Restaurants and Resorts
On the second-to-last day of the week, Portfolio Grader was busy recommending a total of nine resort and restaurant stocks with a B-rating or higher whose rating improved at least one grade in the previous week.
Leading the list of recommendations on the restaurant side were Darden Restaurants (NYSE:DRI) and Buffalo Wild Wings (NASDAQ:BWLD). On the resort side were Vail Resorts (NYSE:MTN) and Wyndham Worldwide (NYSE:WYN).
You’re not going to find one ETF that holds all four to any great extent so the better move is to look at the PowerShares Dynamic Leisure and Entertainment Portfolio (NYSE:PEJ), which owns Wyndham Worldwide and invests primarily in hotels, resorts, restaurants and other entertainment companies.

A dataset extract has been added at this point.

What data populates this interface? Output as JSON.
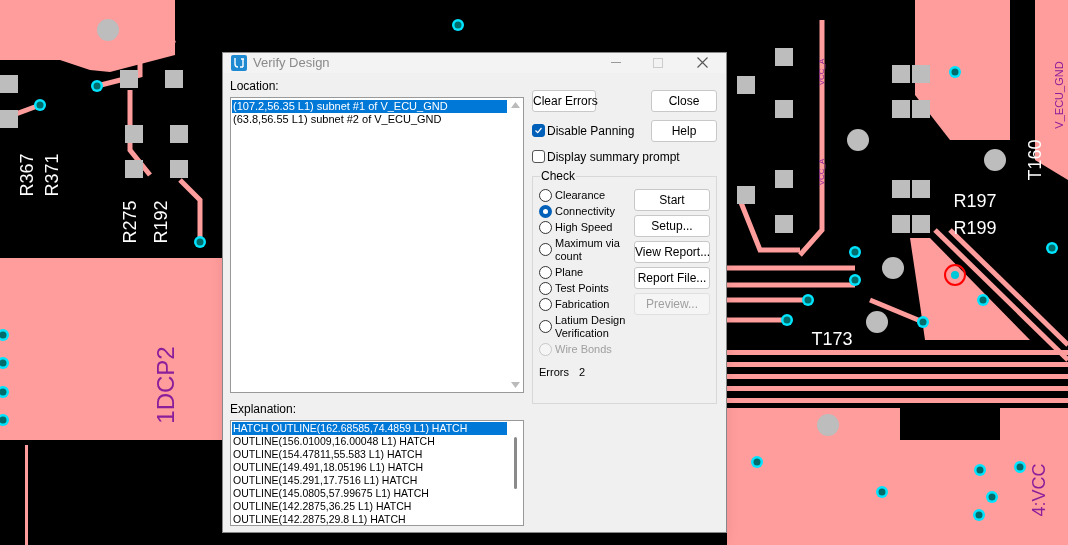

With just $49.8 million in net assets, those concerned with liquidity might take that into consideration.
My final ETF alternative is for an article James Brumley wrote last Saturday about Gilead Sciences (NASDAQ:GILD), the world’s biggest maker of AIDS-related treatments. With 40% market share and approximately $7 billion in HIV-related drug sales in 2011, Gilead is the leader in a very competitive market. And its new “Quad” pill, which provides four therapies in one, looks like it could vault the company even further into the lead.
The best bet to take advantage of Gilead’s potential growth, while also providing some diversification, is to go with the Market Vectors Biotech ETF (NYSE:BBH), which only charges 0.35% and has Gilead as its second largest holding at 9.91%. The fund itself seeks to replicate the performance of the Market Vectors US Listed Biotech 25 Index, which encompasses 25 of the largest publicly traded biotech companies anywhere.
As of this writing, Will Ashworth did not own a position in any of the stocks named here.